The couple returned to Australia in 1998, coinciding with their wedding and his appointment as director of sales and marketing for Masterpack.
"I saw the appointment as a step toward becoming managing director, which was always my objective in that organisation." Adams' objective would be achieved by August 1999.
"I have always been highly competitive and very ambitious," he said. "It's a competitive world, so it serves both your career and your company well to be ambitious."
In February this year, Adams was involved with some initial discussions with software vendor Ixchange, which specialises in supply-chain solutions based on the Microsoft platform.

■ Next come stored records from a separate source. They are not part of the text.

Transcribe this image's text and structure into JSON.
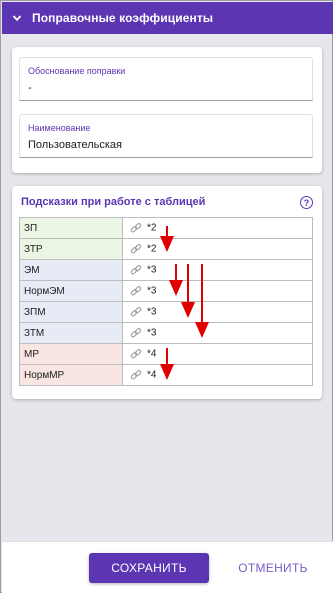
{
  "header": {
    "title": "Поправочные коэффициенты",
    "icon": "chevron-down-icon"
  },
  "fields": [
    {
      "label": "Обоснование поправки",
      "value": "-"
    },
    {
      "label": "Наименование",
      "value": "Пользовательская"
    }
  ],
  "hints": {
    "title": "Подсказки при работе с таблицей",
    "help_icon_text": "?",
    "rows": [
      {
        "name": "ЗП",
        "value": "*2",
        "group": "green"
      },
      {
        "name": "ЗТР",
        "value": "*2",
        "group": "green"
      },
      {
        "name": "ЭМ",
        "value": "*3",
        "group": "blue"
      },
      {
        "name": "НормЭМ",
        "value": "*3",
        "group": "blue"
      },
      {
        "name": "ЗПМ",
        "value": "*3",
        "group": "blue"
      },
      {
        "name": "ЗТМ",
        "value": "*3",
        "group": "blue"
      },
      {
        "name": "МР",
        "value": "*4",
        "group": "pink"
      },
      {
        "name": "НормМР",
        "value": "*4",
        "group": "pink"
      }
    ]
  },
  "footer": {
    "save_label": "СОХРАНИТЬ",
    "cancel_label": "ОТМЕНИТЬ"
  },
  "colors": {
    "accent": "#5c35b3",
    "arrow": "#e00000",
    "green_cell": "#eaf5e3",
    "blue_cell": "#e6ebf6",
    "pink_cell": "#f7e6e2"
  }
}
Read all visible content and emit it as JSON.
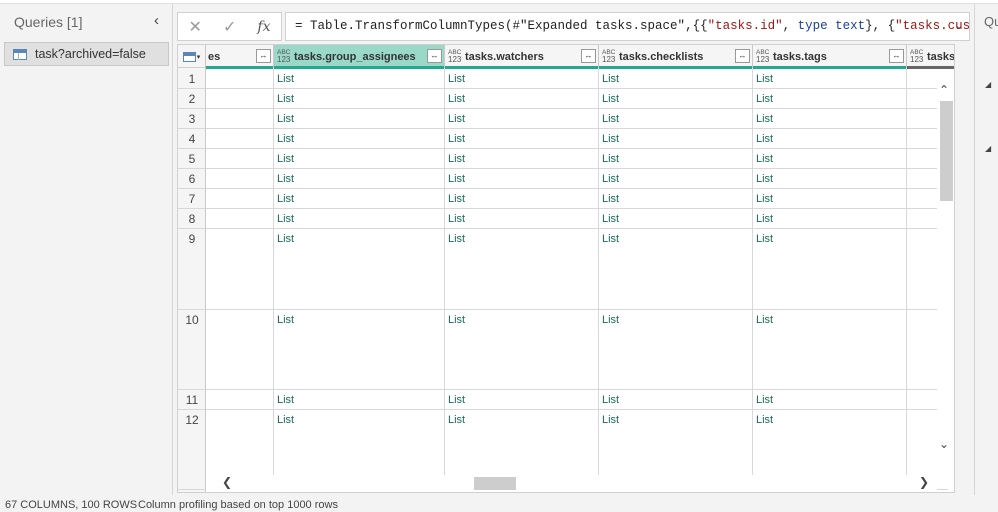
{
  "queries": {
    "title": "Queries [1]",
    "collapse_icon": "chevron-left-icon",
    "items": [
      {
        "label": "task?archived=false",
        "icon": "table-icon"
      }
    ]
  },
  "formula_bar": {
    "cancel_icon": "close-icon",
    "commit_icon": "checkmark-icon",
    "fx_label": "fx",
    "formula_prefix": "= Table.TransformColumnTypes(#\"Expanded tasks.space\",{{",
    "str1": "\"tasks.id\"",
    "sep1": ", ",
    "kw1": "type",
    "sep2": " ",
    "kw2": "text",
    "sep3": "}, {",
    "str2": "\"tasks.custom_id\"",
    "sep4": ",",
    "expand_icon": "chevron-down-icon"
  },
  "grid": {
    "columns": [
      {
        "name": "es",
        "type": "",
        "selected": false
      },
      {
        "name": "tasks.group_assignees",
        "type": "ABC 123",
        "selected": true
      },
      {
        "name": "tasks.watchers",
        "type": "ABC 123",
        "selected": false
      },
      {
        "name": "tasks.checklists",
        "type": "ABC 123",
        "selected": false
      },
      {
        "name": "tasks.tags",
        "type": "ABC 123",
        "selected": false
      },
      {
        "name": "tasks.par",
        "type": "ABC 123",
        "selected": false
      }
    ],
    "rows": [
      {
        "n": "1",
        "vals": [
          "",
          "List",
          "List",
          "List",
          "List"
        ]
      },
      {
        "n": "2",
        "vals": [
          "",
          "List",
          "List",
          "List",
          "List"
        ]
      },
      {
        "n": "3",
        "vals": [
          "",
          "List",
          "List",
          "List",
          "List"
        ]
      },
      {
        "n": "4",
        "vals": [
          "",
          "List",
          "List",
          "List",
          "List"
        ]
      },
      {
        "n": "5",
        "vals": [
          "",
          "List",
          "List",
          "List",
          "List"
        ]
      },
      {
        "n": "6",
        "vals": [
          "",
          "List",
          "List",
          "List",
          "List"
        ]
      },
      {
        "n": "7",
        "vals": [
          "",
          "List",
          "List",
          "List",
          "List"
        ]
      },
      {
        "n": "8",
        "vals": [
          "",
          "List",
          "List",
          "List",
          "List"
        ]
      },
      {
        "n": "9",
        "vals": [
          "",
          "List",
          "List",
          "List",
          "List"
        ]
      },
      {
        "n": "10",
        "vals": [
          "",
          "List",
          "List",
          "List",
          "List"
        ]
      },
      {
        "n": "11",
        "vals": [
          "",
          "List",
          "List",
          "List",
          "List"
        ]
      },
      {
        "n": "12",
        "vals": [
          "",
          "List",
          "List",
          "List",
          "List"
        ]
      }
    ],
    "quality_color": "#22aa90",
    "selected_header_color": "#9ad9c8",
    "value_color": "#1a6b5a"
  },
  "right_pane": {
    "title": "Qu"
  },
  "status": {
    "columns_rows": "67 COLUMNS, 100 ROWS",
    "profiling": "Column profiling based on top 1000 rows"
  }
}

Ixchange acquired Masterpack for $US23 million and rolled it into a new division, Ability, headquartered in Atlanta, USA. Adams was then appointed managing director of Ability, Asia-Pacific, and become part of Ability's executive team that formulates the direction of the business globally.
"Ability's objective as a company is to grow to a $100 million company within the next 18-24 months," he said. "We also have a clear strategy to engage in a US-based initial public offering in that same timeframe." But even when discussing IPOs, Adams places great importance on his experience in the channel.
"In order to do this, we realise the channel is extremely important in ensuring we're able to grow at the pace that will help us reach that goal," he said.
The biggest challenge Adams has faced in his career so far has been managing the many changes his companies and the IT industry itself throws about on a daily basis.
"Managing morale and people in a period of such intense change can be quite a challenge. You get some things right, but it's not easy to please all people all the time."
Today Adams faces another challenge: being a father. He is the proud Dad of a six-month old, and has come to the realisation that managing family and business can be quite a tough balancing act.
"I think it's important that you set your priorities on these matters," he said. "You don't want family or business to interfere with each other, but when all's said and done, family takes first place."
Adams sees his success in the industry so far as being a combination of being at the right place at the right time, and a lot of hard work.
"Certainly things have developed on the fly, but I have always had the intention of getting to senior management and knew that a sales background would be an important part of that process. I've always had my eye on the objective," he said. "And you know what they say - the harder you work, the luckier you get."